Jakarta, LIPUTAN68.com – Bukan saja Polri yang melakukan mutasi, tetapi dari Mabes TNI pun melakukan mutase besar-besar bagi para perwira menengah dan perwira tinggi di tiga matra. Sekitar 129 perwira tinggi terkena mutase berdasarkan Surat Keputusan Panglima TNI Nomor Kep/991/XI/2020 tanggal 18 November 2020, seperti disampaikan dalam siaran pers Mabes TNI Jumat (20/11/2020) dan dilansir Antara.
Dari para perwira tinggi itu, ada sejumlah Pangdam yang ikut terkena mutasi. Di antaranya Pangdam IX/Udayana yang dijabat Mayjen TNI Kurnia Dewantara. Dewantara yang baru sekitar 5 bulan (25 Juni-18 November 2020) menjabat Pangdam IX/Udayana ditarik ke Mabes sebagai Pati Mabes TNI AD (dalam rangka pensiun).

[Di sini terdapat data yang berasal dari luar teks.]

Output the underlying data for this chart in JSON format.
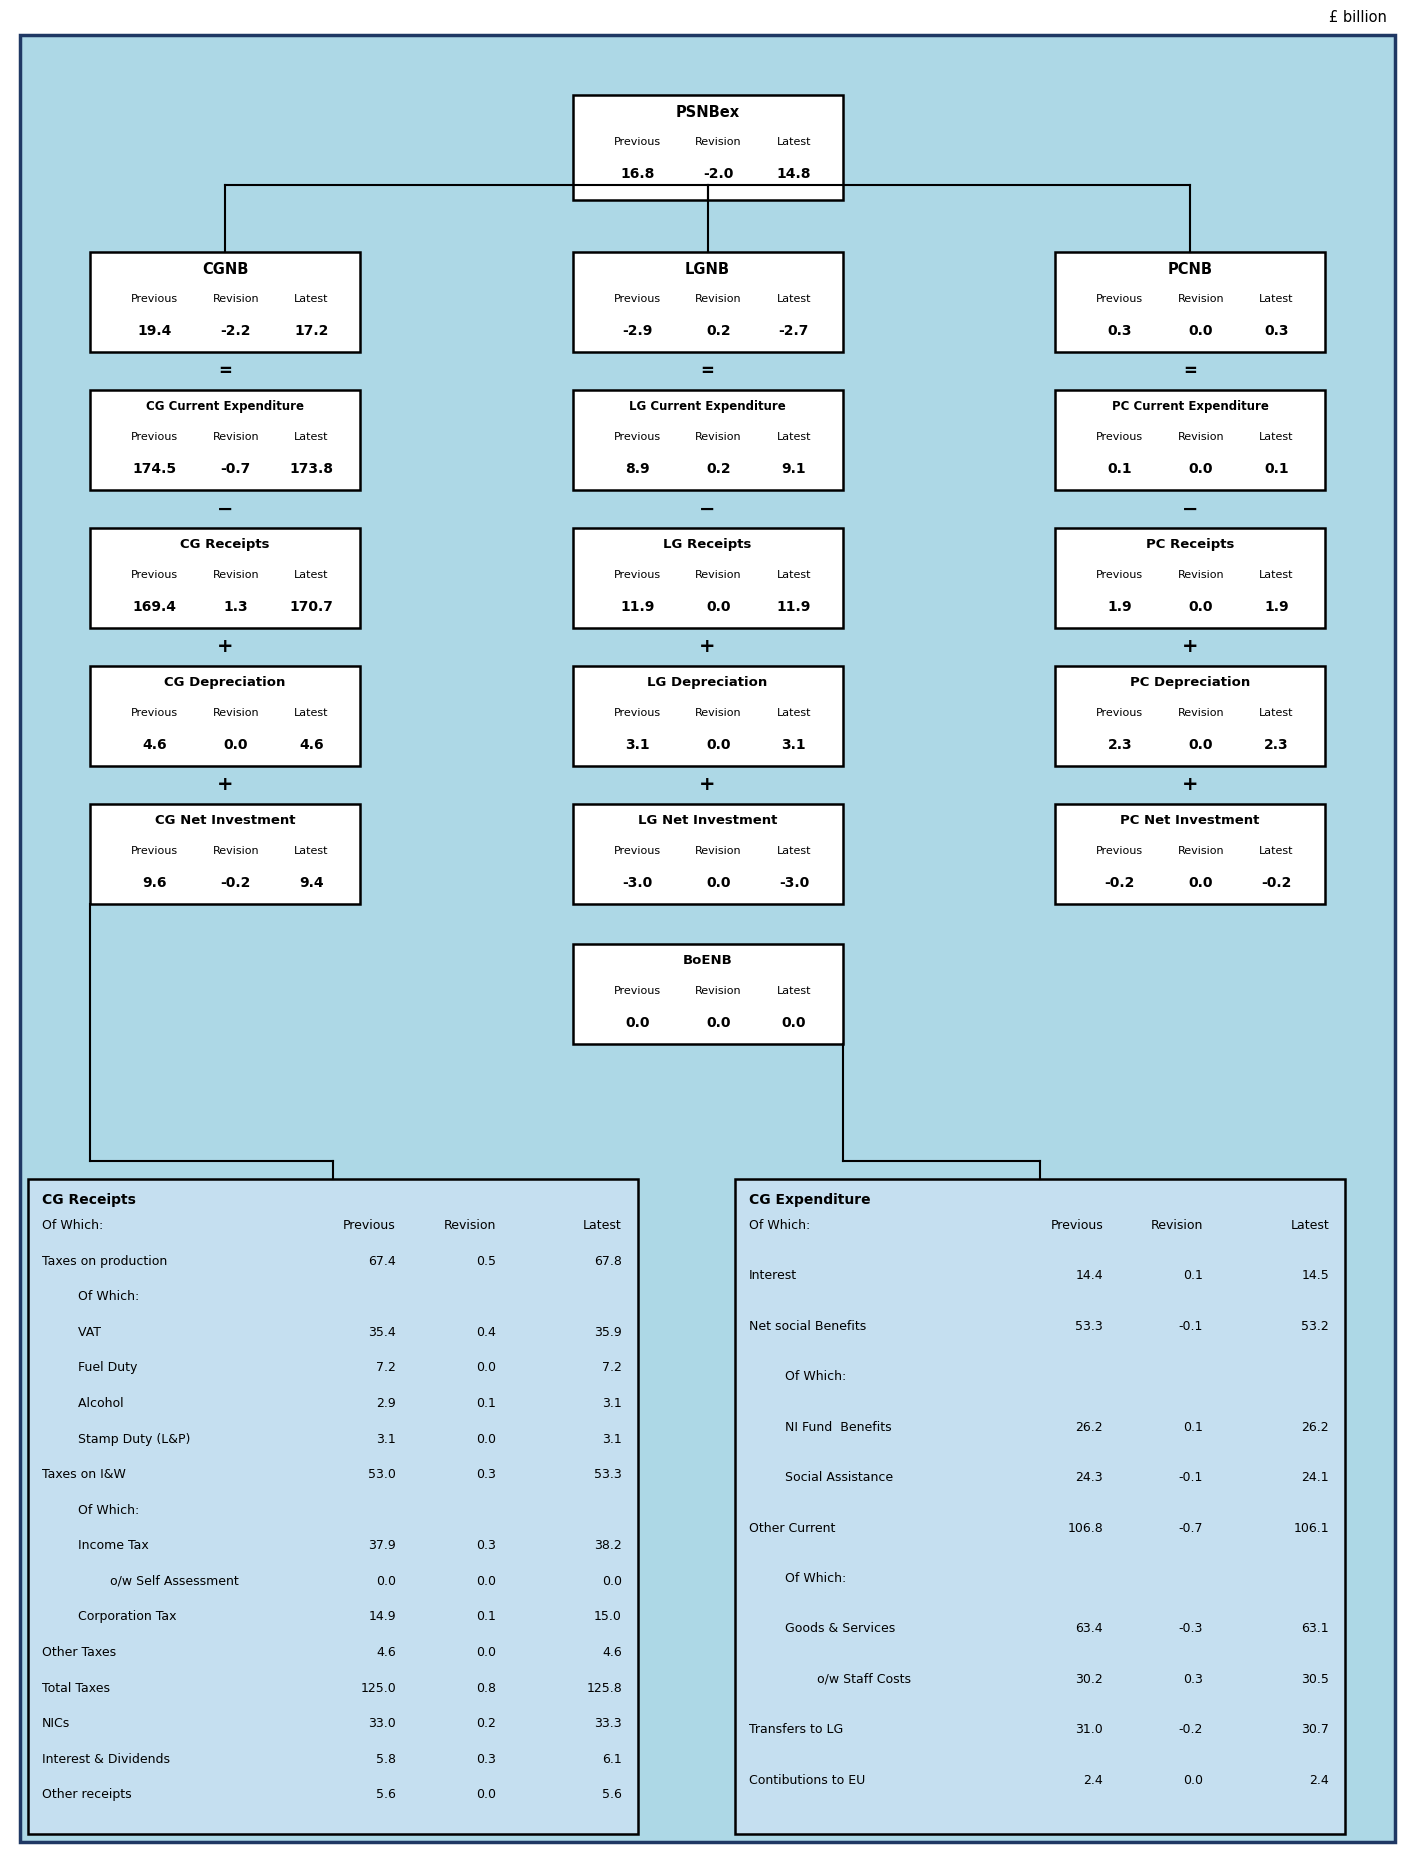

Posisi yang ditinggalkan Dewantara akan diisi Danpaspampres Mayjen TNI Maruli Simanjuntak, M.Sc, sebagai Pangdam IX/Udayana. Maruli adalah menantu Menteri Koordinator Bidang Kemaritiman dan Investasi, Jenderal TNI (Purn) Luhut Binsar Panjaitan.
Jabatan bergengsi Danpaspampres akan dijabat oleh Brigjen TNI Agus Subiyanto, S.E., M.Si, yang sebelumnya menjabat Danrem 061/Sk (Bogor) Kodam III/Slw. Dengan jabatan baru itu maka Agus Subiyanto pun dinaikkan pangkatnya menjadi Mayor Jenderal (Mayjen).
Bukan hanya sejumlah Pangdam yang dimutasi tetapi Wakasad Letjen TNI Moch. Fachruddin, S.Sos, juga dimutasi dan menjadi Pati Mabes TNI AD (dalam rangka pensiun).
Jabatan empuk Wakasad menjadi milik Mayjen TNI Herman Asaribab, yang sebelumnya menjabat Pangdam XVII/Cendrawasih di Papua.
Kursi Pangdam XVII/Cen diisi oleh Mayjen TNI Ignatius Yogo Triyono, M.A, yang sebelumnya sebagai Dansecapaad.